7. La Corte d’appello, andando appunto di contrario avviso, ha invocato il risalente e consolidato orientamento di questa Corte per cui l’effettiva prosecuzione dell’attività d’impresa – la cui dimostrazione è oggi consentita dalla L. Fall., art. 10,comma 2, a creditori e pubblico ministero che chiedano la dichiarazione di fallimento anche oltre l’anno dalla cancellazione dell’imprenditore individuale dal Registro delle imprese – deve intendersi come “compimento di operazioni intrinsecamente corrispondenti a quelle poste normalmente in essere nell’esercizio dell’impresa”, o comunque “tali da rivelarsi come manifestazioni di un’attività economica, sia pure svolta esclusivamente in funzione della disgregazione dell’azienda” (ad es. nel caso “di attività di un imprenditore edile che, sia pure a distanza di vari anni dalla cessazione dell’attività di costruzione, proceda alla vendita definitiva di alcuni appartamenti, in esecuzione di contratti preliminari redatti nella normale attività precedente, ove non risulti una frattura tra l’esercizio della impresa e le dette vendite attraverso un’interposta volontà del costruttore di conservare quei beni per l’utilizzo personale dei loro redditi”, non invece in caso di semplice richiesta di cancellazione della partita IVA); con la precisazione che “il relativo apprezzamento compiuto dal giudice del merito, se sorretto da sufficiente e congrua motivazione, si sottrae al sindacato in sede di legittimità” (Cass. 22/03/1984 n. 1918; 04/09/1998 n. 8781; 13/12/2000 n. 15716; 28/03/2001 n. 4455; 14/07/2014 n. 16107; 27/04/2018 n. 10319).

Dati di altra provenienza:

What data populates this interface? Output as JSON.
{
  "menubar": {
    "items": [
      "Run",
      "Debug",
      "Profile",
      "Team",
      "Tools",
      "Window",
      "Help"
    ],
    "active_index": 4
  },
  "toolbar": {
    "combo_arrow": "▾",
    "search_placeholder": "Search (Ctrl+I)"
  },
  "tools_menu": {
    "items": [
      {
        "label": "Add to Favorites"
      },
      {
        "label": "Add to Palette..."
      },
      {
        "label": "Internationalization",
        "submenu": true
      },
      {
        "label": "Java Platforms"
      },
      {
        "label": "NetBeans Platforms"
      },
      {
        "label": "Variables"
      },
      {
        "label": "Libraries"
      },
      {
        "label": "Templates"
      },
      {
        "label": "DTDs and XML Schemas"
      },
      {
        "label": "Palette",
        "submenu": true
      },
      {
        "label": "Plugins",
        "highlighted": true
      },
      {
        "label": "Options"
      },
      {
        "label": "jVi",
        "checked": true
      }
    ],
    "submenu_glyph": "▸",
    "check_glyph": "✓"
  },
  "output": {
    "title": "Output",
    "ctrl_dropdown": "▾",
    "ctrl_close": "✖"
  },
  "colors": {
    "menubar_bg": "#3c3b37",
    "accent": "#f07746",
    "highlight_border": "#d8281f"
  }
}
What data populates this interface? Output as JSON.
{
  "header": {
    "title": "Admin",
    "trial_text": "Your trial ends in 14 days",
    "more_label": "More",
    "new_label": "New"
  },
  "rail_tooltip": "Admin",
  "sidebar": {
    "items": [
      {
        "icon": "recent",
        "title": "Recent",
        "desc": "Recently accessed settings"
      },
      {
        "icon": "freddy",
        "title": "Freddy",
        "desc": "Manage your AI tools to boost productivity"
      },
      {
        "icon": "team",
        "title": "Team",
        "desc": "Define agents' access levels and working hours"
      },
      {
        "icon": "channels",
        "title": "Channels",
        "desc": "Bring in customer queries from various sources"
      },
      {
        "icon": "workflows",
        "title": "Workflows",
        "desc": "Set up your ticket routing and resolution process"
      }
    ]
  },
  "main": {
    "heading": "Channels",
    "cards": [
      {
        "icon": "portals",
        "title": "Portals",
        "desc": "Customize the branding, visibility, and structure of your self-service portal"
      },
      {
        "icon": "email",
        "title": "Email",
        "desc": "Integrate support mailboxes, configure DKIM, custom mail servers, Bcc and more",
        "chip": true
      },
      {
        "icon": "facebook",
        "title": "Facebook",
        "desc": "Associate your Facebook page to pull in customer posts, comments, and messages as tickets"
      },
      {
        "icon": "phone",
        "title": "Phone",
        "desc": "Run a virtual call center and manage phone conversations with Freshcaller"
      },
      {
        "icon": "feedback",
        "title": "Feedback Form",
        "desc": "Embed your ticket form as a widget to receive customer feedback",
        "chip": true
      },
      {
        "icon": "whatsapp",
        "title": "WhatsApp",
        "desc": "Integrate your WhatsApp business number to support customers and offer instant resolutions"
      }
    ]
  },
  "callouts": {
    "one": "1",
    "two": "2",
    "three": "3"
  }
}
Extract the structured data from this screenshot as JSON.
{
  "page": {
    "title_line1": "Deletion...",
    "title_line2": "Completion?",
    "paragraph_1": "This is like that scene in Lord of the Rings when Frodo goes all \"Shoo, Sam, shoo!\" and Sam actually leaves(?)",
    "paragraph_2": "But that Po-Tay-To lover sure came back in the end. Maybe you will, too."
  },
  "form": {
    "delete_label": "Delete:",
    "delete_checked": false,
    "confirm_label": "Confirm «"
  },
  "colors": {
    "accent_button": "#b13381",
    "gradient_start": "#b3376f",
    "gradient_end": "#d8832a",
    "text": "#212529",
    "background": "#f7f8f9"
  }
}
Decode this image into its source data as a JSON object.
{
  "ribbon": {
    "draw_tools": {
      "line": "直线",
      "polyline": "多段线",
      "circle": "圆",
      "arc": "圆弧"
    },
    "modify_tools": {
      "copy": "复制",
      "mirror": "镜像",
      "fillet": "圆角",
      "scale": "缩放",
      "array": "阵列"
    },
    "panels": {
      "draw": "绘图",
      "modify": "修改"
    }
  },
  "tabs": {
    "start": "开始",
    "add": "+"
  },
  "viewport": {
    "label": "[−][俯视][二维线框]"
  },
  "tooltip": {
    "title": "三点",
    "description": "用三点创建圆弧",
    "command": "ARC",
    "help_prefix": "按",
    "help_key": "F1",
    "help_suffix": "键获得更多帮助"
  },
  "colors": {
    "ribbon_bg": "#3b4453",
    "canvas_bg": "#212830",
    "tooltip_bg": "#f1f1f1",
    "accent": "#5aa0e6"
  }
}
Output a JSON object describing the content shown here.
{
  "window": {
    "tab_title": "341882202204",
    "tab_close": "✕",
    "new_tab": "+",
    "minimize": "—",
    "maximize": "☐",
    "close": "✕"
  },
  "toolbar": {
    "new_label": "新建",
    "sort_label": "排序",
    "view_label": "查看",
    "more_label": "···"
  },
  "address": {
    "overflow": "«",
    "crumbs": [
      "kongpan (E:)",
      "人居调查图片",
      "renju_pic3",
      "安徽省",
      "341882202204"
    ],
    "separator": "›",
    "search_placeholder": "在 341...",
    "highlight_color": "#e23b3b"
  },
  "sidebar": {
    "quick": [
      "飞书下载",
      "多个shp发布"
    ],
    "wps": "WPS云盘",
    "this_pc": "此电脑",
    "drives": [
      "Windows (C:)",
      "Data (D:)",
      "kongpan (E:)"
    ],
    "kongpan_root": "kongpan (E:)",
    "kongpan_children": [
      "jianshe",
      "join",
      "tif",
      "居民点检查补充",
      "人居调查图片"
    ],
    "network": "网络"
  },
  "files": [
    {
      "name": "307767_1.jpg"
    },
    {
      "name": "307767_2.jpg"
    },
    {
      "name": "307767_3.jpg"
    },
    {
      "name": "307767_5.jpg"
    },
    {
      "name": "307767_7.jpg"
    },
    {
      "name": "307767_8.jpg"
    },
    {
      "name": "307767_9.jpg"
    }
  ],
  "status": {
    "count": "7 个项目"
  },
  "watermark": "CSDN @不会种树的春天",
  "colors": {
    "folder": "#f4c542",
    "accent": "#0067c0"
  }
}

7.1. Al riguardo va però sottolineato come sia stato altresì specificato che “il completo e assoluto ritiro dell’imprenditore non può dirsi realizzato se nella fase della liquidazione siano state compiute operazioni tali da rivelarsi come manifestazione di un’attività economica, sia pure svolta esclusivamente in funzione della disgregazione” (Cass. n. 15716 del 2000 cit.).

7.2. Dal richiamato formante giurisprudenziale si evince dunque la sufficienza, ai fini della L. Fall., art. 10, comma 2, di un’attività anche di tipo meramente liquidatorio, purchè qualificabile lato sensu economica, quale nel caso di specie può ritenersi la stessa presentazione della domanda di concordato preventivo, trattandosi di procedura che, in quanto diretta alla regolazione consensuale della crisi o dell’insolvenza dell’imprenditore, appare incompatibile con la totale cessazione dell’attività imprenditoriale che è diretta a regolare (cui è invece condizionata la cancellazione dal Registro delle imprese), presupponendo non solo lo status di imprenditore commerciale ma anche l’attualità dell’esercizio dell’impresa.

8. Ebbene, applicando i suddetti principi alla fattispecie concreta, ne risulta che la Corte d’appello ha errato a non ritenere – anche alla luce dell’iniziativa concordataria assunta dalla debitrice – che l’attività imprenditoriale non fosse effettivamente cessata, come sarebbe stato solo a fronte di quel “completo e assoluto ritiro dell’imprenditore” cui fa riferimento la giurisprudenza di questa Corte sopra citata (in particolare sub 7.1).

9. Ed infatti, le iniziative complessivamente assunte dall’imprenditore individuale (pur cancellato dal Registro delle imprese) rendevano evidente il compimento di operazioni economiche di tipo liquidatorio, dirette alla regolazione concordataria di un’attività di impresa che per ciò stesso era di fatto proseguita.

10. La sentenza impugnata merita quindi di essere cassata con rinvio, in modo che la Corte d’appello, in diversa composizione, decida la causa attenendosi agli enunciati criteri.

P.Q.M.

Accoglie il ricorso nei sensi di cui in motivazione, cassa la sentenza impugnata e rinvia alla Corte di Appello di Milano, in diversa composizione, cui demanda di provvedere anche sulle spese del giudizio di legittimità.

Così deciso in Roma, il 21 giugno 2018.